Le ministère public présente donc Momo comme celui qui guettait l’arrivée de la cible, pénétrait furtivement dans le garage, suivait le quadragénaire dans le couloir menant à l’ascenseur et appuyait sur la gâchette le 13 novembre 1995, vers 21h30, dans ce sous-sol d’un immeuble de l’avenue du Bouchet.
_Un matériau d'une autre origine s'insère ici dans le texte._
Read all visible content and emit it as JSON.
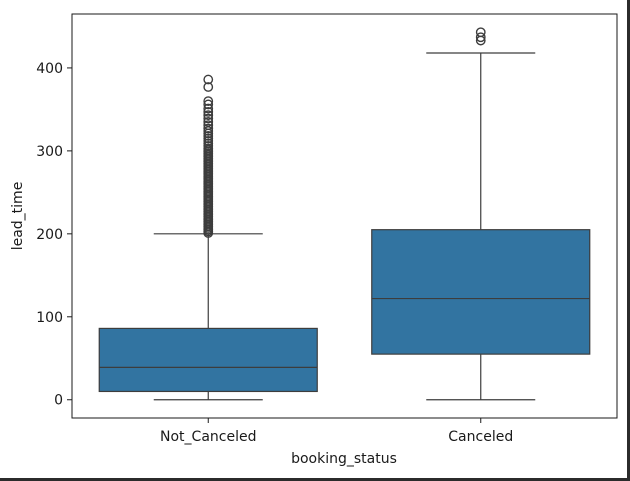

Six coups de feu au total, visant à chaque fois le thorax et l’abdomen, n’utilisant le silencieux que pour les trois premiers coups et achevant sa victime à bout portant, non sans fouiller ses poches, déboucher deux porte-stylos et lui retirer son portefeuille. et une mallette.

Quant à Marie, on lui assigne le rôle de complice pour avoir aidé, chez eux à Gaillard (Haute-Savoie) ou ailleurs, à la fabrication de cet appareil artisanal jaune censé étouffer le bruit du pistolet semi-automatique. Selon l’accusation, la jeune femme (20 ans à l’époque) savait que ce bricolage servirait à tuer le diplomate, ou à tout le moins quelqu’un.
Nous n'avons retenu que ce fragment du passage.